The most common trap is conflating 'largest bird' with 'fattest bird.' Ostriches are the heaviest, but they are not particularly fat animals. The second trap is ignoring seasonality: a bird measured outside its peak fattening window will look lean even if it is a species known for extreme fat loading. Timing matters enormously. A blackpoll warbler weighed in July looks nothing like one weighed in October just before departure.

How to think about bird fatness going forward

Bird fat is not static, decorative weight. Web-building is mainly associated with spiders, not birds, and there is no solid evidence that any bird-eating group of animals builds webs to catch prey. It is a dynamic energy reserve tied directly to survival and reproduction. A bird's fat level at any given moment is shaped by its migratory schedule, breeding stage, food availability, predation pressure, and metabolic demands of thermoregulation. Understanding that makes the original question more interesting, not less. In the same way that fatness depends on definition, you can also ask how big can goliath bird eaters get if you mean total size rather than “fattest” in the bird sense. The answer is not a single species: it is a spectrum of biological strategies.

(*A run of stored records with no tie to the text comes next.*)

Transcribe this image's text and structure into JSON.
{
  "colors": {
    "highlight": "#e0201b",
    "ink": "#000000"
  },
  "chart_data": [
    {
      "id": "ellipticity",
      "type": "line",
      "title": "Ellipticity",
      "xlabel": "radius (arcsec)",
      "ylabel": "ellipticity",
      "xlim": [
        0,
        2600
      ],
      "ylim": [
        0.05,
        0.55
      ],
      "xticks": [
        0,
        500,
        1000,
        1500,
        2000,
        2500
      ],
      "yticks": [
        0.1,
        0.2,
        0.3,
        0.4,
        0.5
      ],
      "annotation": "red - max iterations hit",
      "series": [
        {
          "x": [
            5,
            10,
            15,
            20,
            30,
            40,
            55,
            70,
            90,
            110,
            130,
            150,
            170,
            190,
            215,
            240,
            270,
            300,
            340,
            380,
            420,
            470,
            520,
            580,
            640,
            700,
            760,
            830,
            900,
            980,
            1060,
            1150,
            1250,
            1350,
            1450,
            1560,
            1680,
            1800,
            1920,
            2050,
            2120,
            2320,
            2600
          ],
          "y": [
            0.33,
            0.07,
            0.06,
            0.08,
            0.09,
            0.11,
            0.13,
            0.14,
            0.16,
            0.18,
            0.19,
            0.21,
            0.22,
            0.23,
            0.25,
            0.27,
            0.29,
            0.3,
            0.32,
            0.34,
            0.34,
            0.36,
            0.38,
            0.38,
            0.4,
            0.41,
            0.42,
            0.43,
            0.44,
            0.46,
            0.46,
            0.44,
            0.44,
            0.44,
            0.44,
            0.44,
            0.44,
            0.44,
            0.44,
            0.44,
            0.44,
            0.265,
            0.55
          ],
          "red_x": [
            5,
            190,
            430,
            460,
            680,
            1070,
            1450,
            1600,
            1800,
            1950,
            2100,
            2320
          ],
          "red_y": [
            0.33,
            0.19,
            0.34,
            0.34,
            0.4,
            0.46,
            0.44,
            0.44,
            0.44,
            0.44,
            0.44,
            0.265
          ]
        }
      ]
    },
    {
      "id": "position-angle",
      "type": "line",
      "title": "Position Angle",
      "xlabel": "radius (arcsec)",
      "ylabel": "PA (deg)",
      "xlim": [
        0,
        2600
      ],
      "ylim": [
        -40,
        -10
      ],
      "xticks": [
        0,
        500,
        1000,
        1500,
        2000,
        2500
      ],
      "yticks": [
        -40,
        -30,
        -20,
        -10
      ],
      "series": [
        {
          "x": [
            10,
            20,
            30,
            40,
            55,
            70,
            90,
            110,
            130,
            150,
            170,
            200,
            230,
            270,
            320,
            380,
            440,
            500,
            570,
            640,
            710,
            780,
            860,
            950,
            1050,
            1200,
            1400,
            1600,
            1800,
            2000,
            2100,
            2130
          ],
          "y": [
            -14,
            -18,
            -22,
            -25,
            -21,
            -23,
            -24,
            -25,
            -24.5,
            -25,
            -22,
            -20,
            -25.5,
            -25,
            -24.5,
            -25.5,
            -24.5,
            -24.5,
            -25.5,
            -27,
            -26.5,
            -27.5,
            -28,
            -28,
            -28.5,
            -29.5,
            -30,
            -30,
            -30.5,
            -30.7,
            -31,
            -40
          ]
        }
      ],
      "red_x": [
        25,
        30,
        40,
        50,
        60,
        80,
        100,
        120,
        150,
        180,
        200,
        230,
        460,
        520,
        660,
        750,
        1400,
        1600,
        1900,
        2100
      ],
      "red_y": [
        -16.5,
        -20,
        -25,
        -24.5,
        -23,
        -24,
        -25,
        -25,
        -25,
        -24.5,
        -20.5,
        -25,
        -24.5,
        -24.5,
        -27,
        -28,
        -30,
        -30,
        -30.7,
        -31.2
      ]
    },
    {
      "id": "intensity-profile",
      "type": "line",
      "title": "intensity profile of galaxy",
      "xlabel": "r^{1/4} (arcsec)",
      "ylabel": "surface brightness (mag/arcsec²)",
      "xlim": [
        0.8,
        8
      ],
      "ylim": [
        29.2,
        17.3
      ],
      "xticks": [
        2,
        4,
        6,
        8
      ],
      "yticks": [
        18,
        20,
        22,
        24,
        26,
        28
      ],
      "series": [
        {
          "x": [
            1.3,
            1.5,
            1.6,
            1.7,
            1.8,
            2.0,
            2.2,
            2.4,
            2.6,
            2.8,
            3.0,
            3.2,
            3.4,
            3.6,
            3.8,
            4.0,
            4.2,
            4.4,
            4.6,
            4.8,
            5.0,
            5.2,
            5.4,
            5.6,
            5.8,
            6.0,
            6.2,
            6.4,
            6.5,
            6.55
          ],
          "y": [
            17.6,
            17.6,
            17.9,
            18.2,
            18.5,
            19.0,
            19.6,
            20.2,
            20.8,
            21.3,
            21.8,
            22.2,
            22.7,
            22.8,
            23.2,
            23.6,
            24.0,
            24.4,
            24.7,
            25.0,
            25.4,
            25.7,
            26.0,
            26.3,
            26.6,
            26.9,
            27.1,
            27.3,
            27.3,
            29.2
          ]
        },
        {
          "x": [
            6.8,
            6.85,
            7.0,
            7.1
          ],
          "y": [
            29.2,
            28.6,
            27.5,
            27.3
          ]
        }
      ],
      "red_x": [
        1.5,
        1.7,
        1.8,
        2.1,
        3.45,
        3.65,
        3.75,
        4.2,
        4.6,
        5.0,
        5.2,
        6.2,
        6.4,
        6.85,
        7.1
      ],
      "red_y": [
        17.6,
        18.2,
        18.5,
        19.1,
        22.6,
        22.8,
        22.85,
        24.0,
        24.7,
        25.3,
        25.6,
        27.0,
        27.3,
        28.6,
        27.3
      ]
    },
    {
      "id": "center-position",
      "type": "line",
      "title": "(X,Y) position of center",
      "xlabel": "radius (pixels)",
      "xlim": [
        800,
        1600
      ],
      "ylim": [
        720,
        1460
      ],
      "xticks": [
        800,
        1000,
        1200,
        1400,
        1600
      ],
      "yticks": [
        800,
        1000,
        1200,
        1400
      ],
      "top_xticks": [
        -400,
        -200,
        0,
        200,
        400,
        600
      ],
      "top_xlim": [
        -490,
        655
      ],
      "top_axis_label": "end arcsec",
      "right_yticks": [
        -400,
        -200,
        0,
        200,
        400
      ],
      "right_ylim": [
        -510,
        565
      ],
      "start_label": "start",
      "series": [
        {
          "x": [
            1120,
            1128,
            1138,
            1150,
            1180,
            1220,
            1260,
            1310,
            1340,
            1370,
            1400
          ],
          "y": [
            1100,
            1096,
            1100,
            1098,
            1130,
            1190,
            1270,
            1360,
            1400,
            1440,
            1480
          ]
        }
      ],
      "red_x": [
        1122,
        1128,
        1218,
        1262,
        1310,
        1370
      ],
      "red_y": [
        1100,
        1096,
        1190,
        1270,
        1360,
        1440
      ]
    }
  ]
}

Think of it this way. Body mass is roughly equivalent to how big a bird is. Fat percentage is how much fuel it is currently carrying. And fat reserves are the absolute quantity of energy stored. A huge bird can have modest fat percentage. A tiny warbler can be more than half fat by weight for a few weeks each autumn. The oilbird chick is briefly the most absurdly fat bird alive by proportion. The emperor penguin carries more absolute fat by mass than almost anything else that flies (or at least, whose ancestors flew). And the ostrich is just genuinely enormous, mostly because of muscle and structural mass, not adipose tissue.

If you have been exploring questions about bird body size more broadly, the way fat interacts with overall body proportions also connects to how flight mechanics constrain bird size, and why the largest flying birds cluster around the 15 to 20 kg range. Beyond that threshold, the power requirements for lift generally exceed what even the most efficient avian flight muscles can sustain. That boundary explains why the truly massive birds (ostriches, emus, cassowaries, penguins) all abandoned flight at some point in their evolutionary history.

Bottom line: if someone asks you which bird is the fattest, ask them back which definition they mean. If you are also wondering how big is a finch bird, that is the related body-size angle, but it is a different question from which species is fattest by proportion or reserves. For total body mass, say ostrich. For highest fat proportion at peak season, say bar-tailed godwit or blackpoll warbler. As a separate, very different example, goliath bird-eating spider questions often come down to a specific count of eyes. For the most surprisingly over-fed individual, say oilbird chick. All three answers are defensible, and all three come from genuinely interesting biology. If you want to compare bird sizes beyond fatness, you can also look at how big can a bird get in terms of overall mass and wingspan.